Professor, Designer, Husband, Father, Gamer, Bagpiper

Last year, I posted some musings on the question "What is an MR Blog?". Perhaps this question would be better phrased as "what will the equivalent of the common blog be for MR content?", since "blog" is really just a placeholder for "non-trivial collection of content that lots of people can create and share".

While web-based MR will be used for similar applications and experiences as native MR (games, for example), the exciting thing about the web is the shear volume and variety of small bits of content, from opinions to stories to art to commentary to news, on self-hosted sites or places like Wordpress or Tumblr.

Pork Belly recipe on She Cooks He Cleans.

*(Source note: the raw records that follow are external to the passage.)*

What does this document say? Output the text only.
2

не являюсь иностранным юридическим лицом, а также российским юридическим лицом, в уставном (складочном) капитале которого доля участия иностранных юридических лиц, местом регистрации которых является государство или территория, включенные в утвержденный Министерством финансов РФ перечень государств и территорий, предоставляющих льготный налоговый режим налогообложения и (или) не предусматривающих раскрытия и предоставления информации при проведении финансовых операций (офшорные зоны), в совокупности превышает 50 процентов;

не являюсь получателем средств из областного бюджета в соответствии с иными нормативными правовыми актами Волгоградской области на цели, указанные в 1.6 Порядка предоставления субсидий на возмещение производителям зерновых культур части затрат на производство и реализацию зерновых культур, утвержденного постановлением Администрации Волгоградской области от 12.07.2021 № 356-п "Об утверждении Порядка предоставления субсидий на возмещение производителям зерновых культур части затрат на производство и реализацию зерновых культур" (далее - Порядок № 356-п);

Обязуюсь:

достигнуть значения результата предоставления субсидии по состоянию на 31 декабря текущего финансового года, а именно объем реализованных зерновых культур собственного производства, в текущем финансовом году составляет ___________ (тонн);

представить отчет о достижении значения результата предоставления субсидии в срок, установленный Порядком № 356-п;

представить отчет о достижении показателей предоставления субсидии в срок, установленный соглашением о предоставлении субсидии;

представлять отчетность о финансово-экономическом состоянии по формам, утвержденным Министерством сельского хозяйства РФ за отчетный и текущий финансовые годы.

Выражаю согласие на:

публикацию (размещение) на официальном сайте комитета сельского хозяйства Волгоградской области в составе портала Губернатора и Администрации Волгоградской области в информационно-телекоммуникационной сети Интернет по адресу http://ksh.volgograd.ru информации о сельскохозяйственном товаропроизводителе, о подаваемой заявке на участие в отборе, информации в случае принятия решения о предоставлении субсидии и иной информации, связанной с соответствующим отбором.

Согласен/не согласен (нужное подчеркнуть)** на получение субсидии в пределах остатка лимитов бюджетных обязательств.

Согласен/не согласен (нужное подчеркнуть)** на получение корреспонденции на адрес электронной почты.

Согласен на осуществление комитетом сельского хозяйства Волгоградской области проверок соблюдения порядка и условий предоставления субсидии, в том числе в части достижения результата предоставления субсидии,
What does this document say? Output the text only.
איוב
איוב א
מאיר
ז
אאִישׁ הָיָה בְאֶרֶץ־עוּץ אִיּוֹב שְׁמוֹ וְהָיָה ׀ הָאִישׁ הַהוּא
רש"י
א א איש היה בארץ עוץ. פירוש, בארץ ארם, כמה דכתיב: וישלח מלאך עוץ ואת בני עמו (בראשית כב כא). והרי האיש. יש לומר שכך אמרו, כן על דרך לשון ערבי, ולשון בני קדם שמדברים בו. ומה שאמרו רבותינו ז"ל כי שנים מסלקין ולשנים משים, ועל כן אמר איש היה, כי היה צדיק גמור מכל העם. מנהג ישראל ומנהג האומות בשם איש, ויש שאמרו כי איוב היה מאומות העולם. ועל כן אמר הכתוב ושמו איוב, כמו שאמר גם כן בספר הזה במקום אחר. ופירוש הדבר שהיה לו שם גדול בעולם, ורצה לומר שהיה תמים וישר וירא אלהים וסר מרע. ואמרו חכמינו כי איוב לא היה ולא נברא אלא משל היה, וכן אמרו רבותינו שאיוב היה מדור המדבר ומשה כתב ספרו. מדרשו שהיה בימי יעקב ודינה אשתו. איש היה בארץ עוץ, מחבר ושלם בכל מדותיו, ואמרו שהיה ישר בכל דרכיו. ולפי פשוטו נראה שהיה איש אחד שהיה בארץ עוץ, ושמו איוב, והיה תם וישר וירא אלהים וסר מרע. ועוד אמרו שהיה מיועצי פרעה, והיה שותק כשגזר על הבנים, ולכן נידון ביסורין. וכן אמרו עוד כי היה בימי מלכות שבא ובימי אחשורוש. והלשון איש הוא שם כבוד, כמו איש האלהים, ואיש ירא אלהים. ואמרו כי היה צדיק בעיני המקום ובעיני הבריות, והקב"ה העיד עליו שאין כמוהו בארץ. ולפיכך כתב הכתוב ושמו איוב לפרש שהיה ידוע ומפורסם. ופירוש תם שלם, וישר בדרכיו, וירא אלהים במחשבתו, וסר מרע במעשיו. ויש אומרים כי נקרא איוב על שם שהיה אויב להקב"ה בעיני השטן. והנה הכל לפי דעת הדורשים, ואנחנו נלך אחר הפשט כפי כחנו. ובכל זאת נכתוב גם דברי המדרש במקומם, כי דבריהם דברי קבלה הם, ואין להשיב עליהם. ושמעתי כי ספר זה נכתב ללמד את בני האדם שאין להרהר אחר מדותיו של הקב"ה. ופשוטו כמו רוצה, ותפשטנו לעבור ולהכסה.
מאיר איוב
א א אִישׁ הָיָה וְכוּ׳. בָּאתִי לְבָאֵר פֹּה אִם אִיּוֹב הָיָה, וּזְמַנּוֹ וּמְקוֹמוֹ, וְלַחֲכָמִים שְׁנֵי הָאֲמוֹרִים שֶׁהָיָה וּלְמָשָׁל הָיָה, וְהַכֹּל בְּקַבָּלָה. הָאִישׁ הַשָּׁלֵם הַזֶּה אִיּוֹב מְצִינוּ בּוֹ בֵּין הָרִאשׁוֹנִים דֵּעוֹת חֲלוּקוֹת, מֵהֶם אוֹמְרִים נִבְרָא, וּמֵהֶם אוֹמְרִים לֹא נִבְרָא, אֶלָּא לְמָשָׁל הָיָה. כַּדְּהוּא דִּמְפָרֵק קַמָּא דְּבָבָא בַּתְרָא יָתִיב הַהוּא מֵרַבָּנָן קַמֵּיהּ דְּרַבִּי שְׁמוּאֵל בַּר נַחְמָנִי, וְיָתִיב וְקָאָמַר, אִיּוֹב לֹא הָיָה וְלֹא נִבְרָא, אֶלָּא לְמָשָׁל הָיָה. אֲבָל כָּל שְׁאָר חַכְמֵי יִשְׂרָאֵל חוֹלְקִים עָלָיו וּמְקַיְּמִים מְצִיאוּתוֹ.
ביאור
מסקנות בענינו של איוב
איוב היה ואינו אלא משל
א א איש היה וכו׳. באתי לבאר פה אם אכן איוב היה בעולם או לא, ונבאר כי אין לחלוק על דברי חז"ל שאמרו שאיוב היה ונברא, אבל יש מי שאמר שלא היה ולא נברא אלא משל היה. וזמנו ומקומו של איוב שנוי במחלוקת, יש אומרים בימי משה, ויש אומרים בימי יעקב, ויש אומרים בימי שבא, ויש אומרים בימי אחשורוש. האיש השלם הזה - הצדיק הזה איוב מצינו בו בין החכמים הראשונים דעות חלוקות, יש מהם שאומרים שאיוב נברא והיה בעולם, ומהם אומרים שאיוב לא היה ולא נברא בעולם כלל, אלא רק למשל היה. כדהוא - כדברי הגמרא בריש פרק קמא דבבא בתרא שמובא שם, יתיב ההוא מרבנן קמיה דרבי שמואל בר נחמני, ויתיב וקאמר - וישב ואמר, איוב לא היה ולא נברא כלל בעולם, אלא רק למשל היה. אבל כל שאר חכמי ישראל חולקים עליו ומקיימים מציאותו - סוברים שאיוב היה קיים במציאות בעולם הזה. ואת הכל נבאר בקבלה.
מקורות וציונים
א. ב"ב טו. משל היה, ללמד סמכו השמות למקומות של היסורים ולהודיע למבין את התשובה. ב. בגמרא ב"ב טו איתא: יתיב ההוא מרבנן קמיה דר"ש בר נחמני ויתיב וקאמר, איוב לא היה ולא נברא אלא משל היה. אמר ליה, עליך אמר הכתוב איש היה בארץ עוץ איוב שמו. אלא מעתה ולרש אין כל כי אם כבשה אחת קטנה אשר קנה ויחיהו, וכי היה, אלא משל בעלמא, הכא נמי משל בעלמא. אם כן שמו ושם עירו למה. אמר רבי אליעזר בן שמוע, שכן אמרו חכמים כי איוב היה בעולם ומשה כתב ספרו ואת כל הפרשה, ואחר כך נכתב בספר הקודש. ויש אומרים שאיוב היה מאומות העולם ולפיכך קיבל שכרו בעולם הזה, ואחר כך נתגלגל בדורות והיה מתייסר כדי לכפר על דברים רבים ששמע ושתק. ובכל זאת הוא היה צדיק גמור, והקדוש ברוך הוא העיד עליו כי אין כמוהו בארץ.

I've been throwing this question at people over the past month or so, and have started to think of the problem in a different way. I suspect these new media forms will emerge organically, but to do so, it has to be possible for people to easily create and explore ideas for MR experiences. Which really makes this an end-to-end problem: what makes blogging possible is that the content elements people put in blogs (text, pictures, videos) are easy to create, edit and mix together. The creative challenge is in the ideas and the creation and curation of individual elements, and the bar for creating something passable is very low: professional quality sites, with beautiful photographs and prose, can take a lot of time to create, but passable pictures and text can be created quickly by anyone.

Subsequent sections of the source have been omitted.